2. We sustain the trial court's finding that Johnson was entitled to judgment as a matter of law based on the uncontroverted facts appearing in the record. The collision occurred just after Johnson pulled onto a highway from a side road. He testified in his deposition that he looked both ways to make sure the way was clear and that he had already shifted into high gear when his vehicle was struck. The appellant's deposition testimony totally corroborates this version, and in fact the appellant admits that he told Johnson the way was clear before the latter pulled out. Thus, there is no basis for a finding that Johnson was guilty of negligence, gross or otherwise.
3. The dismissal of the action against Progressive Casualty because of the failure to obtain service on Roundtree Transfer was not authorized. In Great American Indem. Co. v. Vickers, 183 Ga. 233 (188 SE 24) (1936), the Supreme Court held that under Code 68-612, a member of the public who is injured by the negligence of a motor common carrier need not obtain a judgment against the carrier as a condition precedent to bringing suit against the carrier's insurer, any contractual agreement between the insurer and the carrier to the contrary notwithstanding.
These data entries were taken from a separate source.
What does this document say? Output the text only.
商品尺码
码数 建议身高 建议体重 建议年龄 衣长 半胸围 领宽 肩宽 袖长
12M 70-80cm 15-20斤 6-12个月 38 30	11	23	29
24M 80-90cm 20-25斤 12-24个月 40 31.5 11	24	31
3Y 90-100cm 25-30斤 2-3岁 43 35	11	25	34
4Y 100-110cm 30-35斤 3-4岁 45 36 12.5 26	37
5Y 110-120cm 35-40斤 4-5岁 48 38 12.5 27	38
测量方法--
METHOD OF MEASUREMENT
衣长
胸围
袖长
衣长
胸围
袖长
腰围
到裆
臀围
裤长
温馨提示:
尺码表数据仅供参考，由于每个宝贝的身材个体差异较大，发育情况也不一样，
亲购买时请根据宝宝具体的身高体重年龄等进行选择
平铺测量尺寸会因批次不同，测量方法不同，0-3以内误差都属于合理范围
Progressive Casualty contends that this holding was abrogated by Ga. L. 1937, pp. 730, 731, which added the following language to the code section: "It shall be permissible under this chapter for any person having a cause of action arising hereunder in tort or contract to join in the same suit the carrier and its surety in the event a bond is given. If a policy of indemnity insurance is given in lieu of bond, it shall be permissible to join the motor carrier and the insurance carrier in the same action whether arising in tort or contract." We discern no conflict between this amendment and the holding in Vickers to the effect that the plaintiff need not obtain a judgment against the carrier in order to impose liability on the insurer. Furthermore, the holding in Vickers was reaffirmed in Md. Cas. Co. v. Dobson, 57 Ga. App. 594 (3) (196 SE 300) (1938), a year after the enactment of the amendment. Thus, we conclude that while Code 68-618, as amended, permits joinder of the carrier and the insurer, it does not require it.
4. While Progressive Casualty also contends that a grant of summary judgment in its favor would have been authorized under the Motor Vehicle Accident Reparations Act (Code Ann. 56-3401b et seq.), due to evidence allegedly establishing the absence of a "serious injury" to the appellant, we are unable to consider this issue since it was not ruled on by the trial court. See generally Smith v. Helms, 140 Ga. App. 267 (3) (231 SE2d 778) (1976).
5. For the foregoing reasons, the grant of summary judgment in favor of appellee Johnson is affirmed, and the grant of Progressive Casualty's motion to dismiss is reversed.
Bobby Jones, Frederick Kramer, Charles Brannen, for appellees.